It’s been a busy two weeks since my last post; I needed to focus my time organizing my club’s annual exhibition, which was another great success as we continue to build on the event year after year, and I’ve been doing some traveling. This week’s post will be about a train from another country, not that I was there, but I found it interesting.
Every now and again we, as model railroaders, have trains fall off the track, and if you’re unlucky they can end up somewhere that’s hard to reach. This also happens in the real railways but it takes considerably more effort to pick the trains up. Normally when there’s a derailment, which can’t be corrected with a re-railer, the rail cranes are called out to do the heavy lifting. If the train is too far from the tracks a road crane is usually called in. But sometimes the accident happens where there simply are no roads. This happened in Scotland on the 28th June 2012 when a CBRf freight train of twenty-four PCA tank wagons hauled by a Class 66, number 66734, hit a landslide on the line from Corrour to Tulloch, along the shore of Loch Treig.

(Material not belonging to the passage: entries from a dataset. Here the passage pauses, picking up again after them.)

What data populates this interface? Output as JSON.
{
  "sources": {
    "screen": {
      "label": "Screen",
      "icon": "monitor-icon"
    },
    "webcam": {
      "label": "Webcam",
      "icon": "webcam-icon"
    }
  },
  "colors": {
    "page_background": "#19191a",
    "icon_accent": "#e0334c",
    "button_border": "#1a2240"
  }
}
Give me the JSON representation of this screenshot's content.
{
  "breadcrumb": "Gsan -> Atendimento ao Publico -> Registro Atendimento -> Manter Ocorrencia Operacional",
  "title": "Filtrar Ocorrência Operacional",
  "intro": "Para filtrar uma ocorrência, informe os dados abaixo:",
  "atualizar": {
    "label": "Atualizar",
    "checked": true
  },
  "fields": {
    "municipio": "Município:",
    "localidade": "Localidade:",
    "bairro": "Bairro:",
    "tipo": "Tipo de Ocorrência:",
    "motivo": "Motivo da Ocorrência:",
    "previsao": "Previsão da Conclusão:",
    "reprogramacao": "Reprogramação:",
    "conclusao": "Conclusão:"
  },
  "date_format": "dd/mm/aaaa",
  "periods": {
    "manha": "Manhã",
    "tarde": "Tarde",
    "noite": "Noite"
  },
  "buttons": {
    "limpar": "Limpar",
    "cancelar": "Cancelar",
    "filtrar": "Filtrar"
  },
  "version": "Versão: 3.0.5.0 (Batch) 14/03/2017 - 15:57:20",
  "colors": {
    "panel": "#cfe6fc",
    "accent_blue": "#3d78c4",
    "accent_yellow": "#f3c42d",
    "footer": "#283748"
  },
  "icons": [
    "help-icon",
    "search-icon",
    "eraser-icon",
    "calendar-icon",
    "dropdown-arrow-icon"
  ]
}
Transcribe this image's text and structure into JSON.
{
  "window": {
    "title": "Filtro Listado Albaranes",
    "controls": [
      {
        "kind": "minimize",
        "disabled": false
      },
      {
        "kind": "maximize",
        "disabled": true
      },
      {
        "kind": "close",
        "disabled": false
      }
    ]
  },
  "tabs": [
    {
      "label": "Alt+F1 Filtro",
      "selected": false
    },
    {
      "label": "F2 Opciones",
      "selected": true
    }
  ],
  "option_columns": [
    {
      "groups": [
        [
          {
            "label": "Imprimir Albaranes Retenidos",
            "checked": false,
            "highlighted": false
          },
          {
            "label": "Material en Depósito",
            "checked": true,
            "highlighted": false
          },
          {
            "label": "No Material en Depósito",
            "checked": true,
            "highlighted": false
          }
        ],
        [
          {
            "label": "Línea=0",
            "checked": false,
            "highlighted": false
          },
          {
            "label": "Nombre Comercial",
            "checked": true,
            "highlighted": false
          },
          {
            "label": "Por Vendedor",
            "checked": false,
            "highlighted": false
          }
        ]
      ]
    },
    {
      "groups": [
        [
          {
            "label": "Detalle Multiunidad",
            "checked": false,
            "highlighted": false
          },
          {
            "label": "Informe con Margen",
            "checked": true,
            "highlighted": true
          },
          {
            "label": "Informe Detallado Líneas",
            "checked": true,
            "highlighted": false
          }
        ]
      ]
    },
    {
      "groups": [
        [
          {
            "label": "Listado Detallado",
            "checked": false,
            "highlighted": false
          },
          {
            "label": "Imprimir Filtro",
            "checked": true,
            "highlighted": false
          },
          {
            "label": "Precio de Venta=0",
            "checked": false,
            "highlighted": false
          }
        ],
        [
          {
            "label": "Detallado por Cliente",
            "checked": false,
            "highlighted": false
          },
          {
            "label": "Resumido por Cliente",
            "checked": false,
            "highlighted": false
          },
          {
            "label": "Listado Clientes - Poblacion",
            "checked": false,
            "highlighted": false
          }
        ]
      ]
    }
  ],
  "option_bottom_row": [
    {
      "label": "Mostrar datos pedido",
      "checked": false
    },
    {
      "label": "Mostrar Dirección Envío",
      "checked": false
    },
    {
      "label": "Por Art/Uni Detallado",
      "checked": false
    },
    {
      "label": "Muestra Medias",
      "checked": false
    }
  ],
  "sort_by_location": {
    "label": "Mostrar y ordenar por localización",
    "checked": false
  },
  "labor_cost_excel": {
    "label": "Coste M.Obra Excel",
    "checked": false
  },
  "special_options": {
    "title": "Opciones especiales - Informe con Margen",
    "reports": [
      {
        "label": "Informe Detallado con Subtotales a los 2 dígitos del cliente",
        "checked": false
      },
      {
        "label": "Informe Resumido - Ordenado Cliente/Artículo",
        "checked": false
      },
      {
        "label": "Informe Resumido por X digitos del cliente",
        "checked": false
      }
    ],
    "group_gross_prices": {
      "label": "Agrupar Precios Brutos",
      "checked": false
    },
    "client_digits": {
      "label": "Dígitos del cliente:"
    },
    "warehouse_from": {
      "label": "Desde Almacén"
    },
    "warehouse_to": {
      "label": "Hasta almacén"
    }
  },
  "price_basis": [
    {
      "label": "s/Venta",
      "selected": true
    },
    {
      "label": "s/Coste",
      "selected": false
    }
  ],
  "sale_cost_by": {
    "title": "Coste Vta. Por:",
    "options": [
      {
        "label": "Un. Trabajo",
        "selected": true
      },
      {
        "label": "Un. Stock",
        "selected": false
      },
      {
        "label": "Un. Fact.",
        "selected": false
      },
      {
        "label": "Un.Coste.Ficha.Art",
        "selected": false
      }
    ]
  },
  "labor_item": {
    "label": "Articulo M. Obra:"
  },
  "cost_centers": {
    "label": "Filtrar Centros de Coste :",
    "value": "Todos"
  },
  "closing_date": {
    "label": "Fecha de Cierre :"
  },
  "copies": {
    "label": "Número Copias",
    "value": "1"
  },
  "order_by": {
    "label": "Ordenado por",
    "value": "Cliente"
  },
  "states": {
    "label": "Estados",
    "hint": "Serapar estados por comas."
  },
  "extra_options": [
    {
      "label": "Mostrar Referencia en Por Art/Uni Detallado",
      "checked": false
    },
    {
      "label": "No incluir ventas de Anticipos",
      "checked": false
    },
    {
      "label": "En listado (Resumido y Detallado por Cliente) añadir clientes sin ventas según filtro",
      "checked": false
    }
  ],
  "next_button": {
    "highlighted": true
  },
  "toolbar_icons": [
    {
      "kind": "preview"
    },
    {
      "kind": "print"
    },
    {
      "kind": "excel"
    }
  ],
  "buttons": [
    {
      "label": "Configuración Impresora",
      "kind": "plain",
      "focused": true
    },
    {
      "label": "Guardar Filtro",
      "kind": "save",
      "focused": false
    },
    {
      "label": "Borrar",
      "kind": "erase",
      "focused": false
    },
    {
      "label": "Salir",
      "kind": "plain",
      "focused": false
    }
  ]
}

Fortunately nobody was hurt, but the locomotive slid down the bank towards Loch Treig and came to a rest a good distance from the line. The job of sorting out the mess was given to QTS who removed the crashed PCA tank wagons and repaired the line in just 12 days without any cranes. They captured the whole event on this time-lapse video.
But the locomotive, weighing 130 tonnes (286600 Pounds), was simply too big and heavy for even rail cranes to safely reach and the nearest road was 4 miles away.
So the locomotive was covered up to protect it from the Scottish weather until August 2013 when the job of removing it begain. The locomotive was declared an insurance write-off and QTS again took on the challenging job of breaking the locomotive up and removing it piece by piece. It took 70 days and again QTS captured the whole event on a time-lapse video.
All in all, this was an amazing achievement and 85% of the parts from 66734 were reused on other locomotives, but sadly this locomotive is no more.